Patriotism is done by people, not companies

BBC reports:

A $1.2bn (£590m) contract for training Iraqi police was so badly managed that auditors do not know how the money was spent, the US state department says.
The programme was run by a private US company, DynCorp. It insists there has been no intentional fraud.
Auditors have stopped trying to audit the programme because all the documents are in disarray and the government is trying to retrieve some of the money.
Training Iraqis to take over security is a key part of US strategy.

Stuart Bowen Jr, the Special Inspector General for Iraq Reconstruction (SIGIR), blamed the problems on long-standing contract administration problems within the state department office that awarded the contract.
He said “lack of controls” and “serious contract management issues” within the Bureau for International Narcotics and Law Enforcement Affairs (INL) made it “vulnerable to waste and fraud”.

Another BBC article states:

An independent panel has strongly criticised the way the US army manages contracts to supply its troops in Iraq and Afghanistan.
The panel said there were high levels of fraud and waste in relation to contracts worth $4bn (£1.9bn) a year.
It blamed a lack of oversight and said only about half the army’s contracting staff were properly qualified.
Defence Secretary Robert Gates said he was “dismayed” by the report and the Pentagon would pursue its suggestions.
The army says it is pursuing 83 criminal inquiries related to contract fraud and more than $15m in bribes have been exposed.
The panel did not address specific allegations against individuals, but made clear that a lack of oversight and too few army contracting personnel had exacerbated systemic problems.

The number of army personnel responsible for managing contracts in Kuwait, Iraq and Afghanistan dropped as the number of contracts and their value soared over 12 years, the panel found.
Only about half of all contracting personnel are certified to do their jobs, it added.
The panel said some 2,000 extra staff were needed to deal with a 600% increase in the workload.
“This is a systemic issue within the army and within the DoD [Department of Defense],” said Jacques Gansler, chairman of the commission.
Senator Joe Lieberman, chairman of the Senate Committee on Homeland Security and Governmental Affairs, said it could take the state department up to five years to review invoices and demand repayment from DynCorp for unjustified expenses.
“This scenario is far too frequent across the federal government,” he said.
DynCorp had been asked to improve its management of government-owned equipment in Iraq twice before.

There are many sides to the issue. One is a government that can account for expenditures in a sane way with a reasonable margin of error, which at present is not in place. This is being simply responsible and efficient in my mind. The other is prosecution for fraud, which is another matter and ex post facto, and harder than even being more efficient.

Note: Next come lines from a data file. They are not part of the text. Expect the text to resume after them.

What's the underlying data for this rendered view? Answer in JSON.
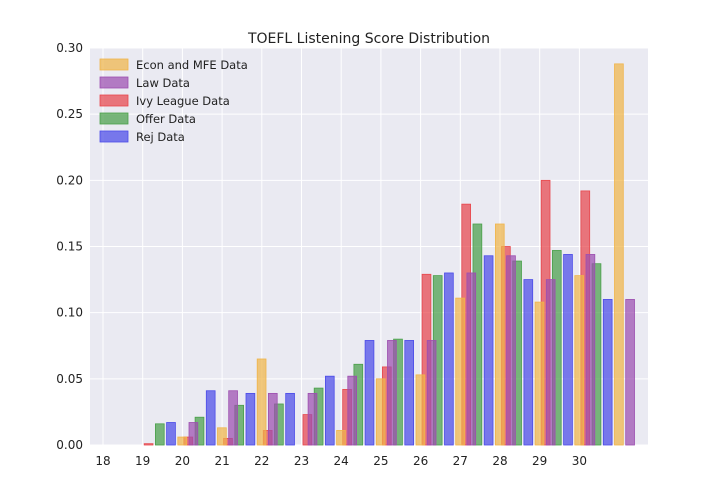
{
  "chart_data": {
    "type": "bar",
    "title": "TOEFL Listening Score Distribution",
    "xlabel": "",
    "ylabel": "",
    "categories": [
      "18",
      "19",
      "20",
      "21",
      "22",
      "23",
      "24",
      "25",
      "26",
      "27",
      "28",
      "29",
      "30"
    ],
    "x_tick_labels": [
      "18",
      "19",
      "20",
      "21",
      "22",
      "23",
      "24",
      "25",
      "26",
      "27",
      "28",
      "29",
      "30"
    ],
    "ylim": [
      0,
      0.3
    ],
    "y_ticks": [
      0.0,
      0.05,
      0.1,
      0.15,
      0.2,
      0.25,
      0.3
    ],
    "y_tick_labels": [
      "0.00",
      "0.05",
      "0.10",
      "0.15",
      "0.20",
      "0.25",
      "0.30"
    ],
    "grid": true,
    "legend_position": "top-left",
    "series": [
      {
        "name": "Ivy League Data",
        "color": "#e8474c",
        "values": [
          0.0,
          0.001,
          0.006,
          0.005,
          0.011,
          0.023,
          0.042,
          0.059,
          0.129,
          0.182,
          0.15,
          0.2,
          0.192
        ]
      },
      {
        "name": "Offer Data",
        "color": "#4aa04a",
        "values": [
          0.0,
          0.016,
          0.021,
          0.03,
          0.031,
          0.043,
          0.061,
          0.08,
          0.128,
          0.167,
          0.139,
          0.147,
          0.137
        ]
      },
      {
        "name": "Rej Data",
        "color": "#4b4be8",
        "values": [
          0.0,
          0.017,
          0.041,
          0.039,
          0.039,
          0.052,
          0.079,
          0.079,
          0.13,
          0.143,
          0.125,
          0.144,
          0.11
        ]
      },
      {
        "name": "Econ and MFE Data",
        "color": "#f0b54a",
        "values": [
          0.0,
          0.006,
          0.013,
          0.065,
          0.0,
          0.011,
          0.05,
          0.053,
          0.111,
          0.167,
          0.108,
          0.128,
          0.288
        ]
      },
      {
        "name": "Law Data",
        "color": "#9d4fb0",
        "values": [
          0.0,
          0.017,
          0.041,
          0.039,
          0.039,
          0.052,
          0.079,
          0.079,
          0.13,
          0.143,
          0.125,
          0.144,
          0.11
        ]
      }
    ],
    "legend_order": [
      "Econ and MFE Data",
      "Law Data",
      "Ivy League Data",
      "Offer Data",
      "Rej Data"
    ]
  }
}
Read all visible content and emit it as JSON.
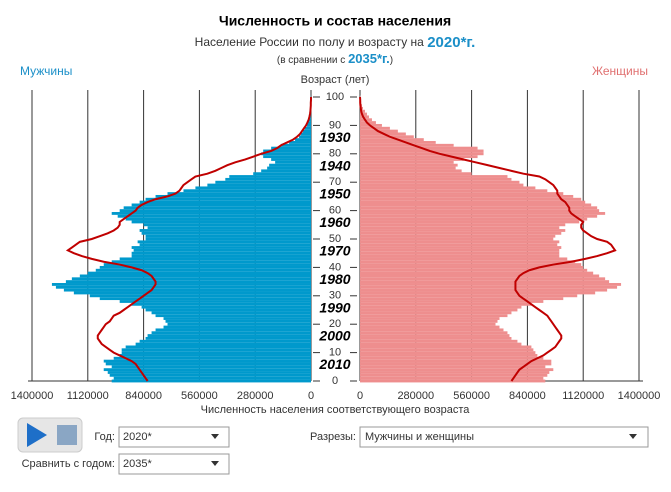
{
  "chart_data": {
    "type": "pyramid",
    "title": "Численность и состав населения",
    "subtitle_prefix": "Население России по полу и возрасту на",
    "subtitle_year": "2020*г.",
    "compare_prefix": "(в сравнении с",
    "compare_year": "2035*г.",
    "compare_suffix": ")",
    "y_label": "Возраст (лет)",
    "x_label": "Численность населения соответствующего возраста",
    "ages": [
      0,
      1,
      2,
      3,
      4,
      5,
      6,
      7,
      8,
      9,
      10,
      11,
      12,
      13,
      14,
      15,
      16,
      17,
      18,
      19,
      20,
      21,
      22,
      23,
      24,
      25,
      26,
      27,
      28,
      29,
      30,
      31,
      32,
      33,
      34,
      35,
      36,
      37,
      38,
      39,
      40,
      41,
      42,
      43,
      44,
      45,
      46,
      47,
      48,
      49,
      50,
      51,
      52,
      53,
      54,
      55,
      56,
      57,
      58,
      59,
      60,
      61,
      62,
      63,
      64,
      65,
      66,
      67,
      68,
      69,
      70,
      71,
      72,
      73,
      74,
      75,
      76,
      77,
      78,
      79,
      80,
      81,
      82,
      83,
      84,
      85,
      86,
      87,
      88,
      89,
      90,
      91,
      92,
      93,
      94,
      95,
      96,
      97,
      98,
      99,
      100
    ],
    "ylim": [
      0,
      100
    ],
    "yticks": [
      0,
      10,
      20,
      30,
      40,
      50,
      60,
      70,
      80,
      90,
      100
    ],
    "xlim": [
      0,
      1400000
    ],
    "xticks": [
      0,
      280000,
      560000,
      840000,
      1120000,
      1400000
    ],
    "grid": true,
    "cohort_labels": [
      1930,
      1940,
      1950,
      1960,
      1970,
      1980,
      1990,
      2000,
      2010
    ],
    "compare_color": "#c00000",
    "series": [
      {
        "name": "Мужчины",
        "side": "left",
        "color": "#0099cc",
        "values": [
          1000000,
          990000,
          1010000,
          1020000,
          1040000,
          1000000,
          1030000,
          1040000,
          990000,
          960000,
          950000,
          950000,
          930000,
          880000,
          860000,
          830000,
          820000,
          800000,
          780000,
          740000,
          720000,
          730000,
          740000,
          780000,
          800000,
          830000,
          850000,
          900000,
          960000,
          1060000,
          1110000,
          1190000,
          1240000,
          1280000,
          1300000,
          1230000,
          1200000,
          1160000,
          1120000,
          1080000,
          1060000,
          1040000,
          1000000,
          960000,
          900000,
          900000,
          890000,
          900000,
          860000,
          870000,
          830000,
          830000,
          850000,
          860000,
          820000,
          840000,
          900000,
          930000,
          970000,
          1000000,
          960000,
          940000,
          900000,
          860000,
          830000,
          780000,
          720000,
          640000,
          580000,
          520000,
          480000,
          430000,
          410000,
          290000,
          250000,
          220000,
          210000,
          180000,
          200000,
          240000,
          250000,
          240000,
          200000,
          150000,
          110000,
          80000,
          60000,
          50000,
          40000,
          30000,
          20000,
          15000,
          12000,
          10000,
          8000,
          6000,
          4000,
          3000,
          2000,
          1000,
          1000
        ],
        "compare_values": [
          820000,
          830000,
          840000,
          850000,
          860000,
          870000,
          880000,
          900000,
          930000,
          960000,
          990000,
          1010000,
          1030000,
          1050000,
          1060000,
          1070000,
          1070000,
          1060000,
          1050000,
          1040000,
          1030000,
          1010000,
          1000000,
          990000,
          960000,
          940000,
          920000,
          900000,
          880000,
          860000,
          840000,
          820000,
          800000,
          790000,
          780000,
          780000,
          790000,
          800000,
          820000,
          850000,
          900000,
          960000,
          1040000,
          1100000,
          1150000,
          1190000,
          1220000,
          1200000,
          1180000,
          1160000,
          1100000,
          1060000,
          1020000,
          990000,
          970000,
          960000,
          960000,
          940000,
          920000,
          900000,
          880000,
          870000,
          850000,
          820000,
          780000,
          720000,
          680000,
          660000,
          650000,
          640000,
          620000,
          600000,
          580000,
          520000,
          480000,
          450000,
          420000,
          380000,
          330000,
          290000,
          250000,
          200000,
          170000,
          150000,
          120000,
          90000,
          70000,
          55000,
          45000,
          35000,
          25000,
          18000,
          12000,
          8000,
          5000,
          3000,
          2000,
          1000,
          1000,
          0,
          0
        ]
      },
      {
        "name": "Женщины",
        "side": "right",
        "color": "#ee8e8e",
        "values": [
          930000,
          920000,
          940000,
          950000,
          970000,
          930000,
          960000,
          960000,
          920000,
          890000,
          880000,
          870000,
          860000,
          810000,
          790000,
          760000,
          750000,
          740000,
          720000,
          700000,
          680000,
          690000,
          700000,
          740000,
          760000,
          790000,
          810000,
          860000,
          920000,
          1020000,
          1090000,
          1180000,
          1240000,
          1290000,
          1310000,
          1250000,
          1230000,
          1200000,
          1170000,
          1140000,
          1120000,
          1110000,
          1080000,
          1040000,
          1000000,
          1000000,
          1000000,
          1010000,
          990000,
          1000000,
          970000,
          980000,
          1010000,
          1030000,
          1000000,
          1030000,
          1100000,
          1140000,
          1190000,
          1230000,
          1200000,
          1190000,
          1160000,
          1130000,
          1110000,
          1070000,
          1020000,
          940000,
          880000,
          820000,
          800000,
          760000,
          740000,
          560000,
          510000,
          480000,
          490000,
          470000,
          520000,
          590000,
          620000,
          620000,
          590000,
          470000,
          380000,
          320000,
          270000,
          230000,
          190000,
          150000,
          110000,
          80000,
          60000,
          45000,
          35000,
          25000,
          15000,
          10000,
          6000,
          3000,
          2000
        ],
        "compare_values": [
          760000,
          770000,
          780000,
          790000,
          800000,
          820000,
          840000,
          860000,
          890000,
          920000,
          940000,
          960000,
          980000,
          990000,
          1000000,
          1010000,
          1010000,
          1000000,
          990000,
          980000,
          970000,
          960000,
          950000,
          940000,
          920000,
          900000,
          880000,
          860000,
          840000,
          820000,
          800000,
          790000,
          780000,
          780000,
          780000,
          780000,
          790000,
          800000,
          820000,
          850000,
          900000,
          970000,
          1060000,
          1130000,
          1190000,
          1240000,
          1280000,
          1270000,
          1260000,
          1240000,
          1190000,
          1160000,
          1140000,
          1120000,
          1110000,
          1110000,
          1120000,
          1100000,
          1080000,
          1060000,
          1050000,
          1050000,
          1040000,
          1030000,
          1010000,
          1000000,
          990000,
          990000,
          980000,
          970000,
          950000,
          930000,
          900000,
          820000,
          760000,
          700000,
          640000,
          580000,
          520000,
          460000,
          400000,
          350000,
          310000,
          270000,
          230000,
          190000,
          150000,
          120000,
          90000,
          70000,
          50000,
          35000,
          25000,
          16000,
          10000,
          6000,
          4000,
          2000,
          1000,
          1000,
          0
        ]
      }
    ],
    "controls": {
      "year_label": "Год:",
      "year": "2020*",
      "slice_label": "Разрезы:",
      "slice": "Мужчины и женщины",
      "compare_label": "Сравнить с годом:",
      "compare_year": "2035*"
    }
  }
}
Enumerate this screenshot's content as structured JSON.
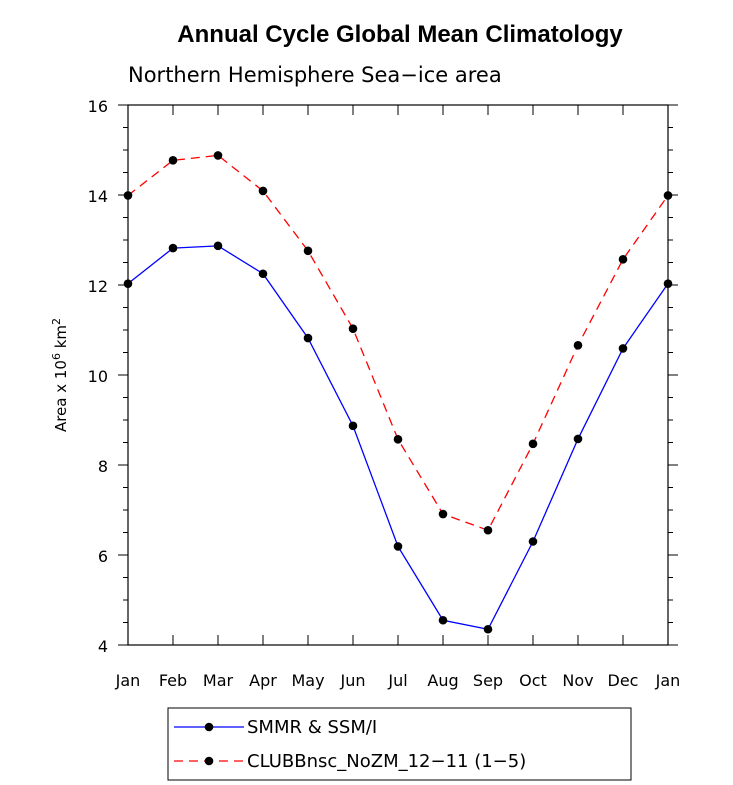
{
  "chart_data": {
    "type": "line",
    "title": "Annual Cycle Global Mean Climatology",
    "subtitle": "Northern Hemisphere Sea−ice area",
    "ylabel_prefix": "Area x 10",
    "ylabel_exp1": "6",
    "ylabel_mid": " km",
    "ylabel_exp2": "2",
    "categories": [
      "Jan",
      "Feb",
      "Mar",
      "Apr",
      "May",
      "Jun",
      "Jul",
      "Aug",
      "Sep",
      "Oct",
      "Nov",
      "Dec",
      "Jan"
    ],
    "ylim": [
      4,
      16
    ],
    "yticks": [
      4,
      6,
      8,
      10,
      12,
      14,
      16
    ],
    "series": [
      {
        "name": "SMMR & SSM/I",
        "color": "#0000ff",
        "dash": "solid",
        "values": [
          12.03,
          12.82,
          12.87,
          12.25,
          10.82,
          8.87,
          6.19,
          4.55,
          4.35,
          6.3,
          8.58,
          10.59,
          12.03
        ]
      },
      {
        "name": "CLUBBnsc_NoZM_12−11 (1−5)",
        "color": "#ff0000",
        "dash": "dashed",
        "values": [
          13.99,
          14.77,
          14.88,
          14.09,
          12.76,
          11.03,
          8.57,
          6.91,
          6.55,
          8.47,
          10.66,
          12.57,
          13.99
        ]
      }
    ],
    "legend_position": "bottom-center",
    "marker_color": "#000000"
  }
}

Since it appears to be bi-partisan issue overall in Congress to simply continue the process, why is it framed as partisan? It would seem to me either you are for gross wastefulness or not. And to reduce oversight while increasing spending seems counter-intuitive.

So do we just live with it? Is the margin of error in wastefullness the political issue here? Or is the concern marginal as only a concern for Ron Paul ? Is it unpatriotic to waste tax money and fail to deliver a service so grotesquely but vital to national security? Maybe not criminal, but severely undermining our security is unpatriotic.

What did Cheney mean by “deficits don’t matter”? Can a market believe in patriotism? Or a CEO within the confines of his/her company policies?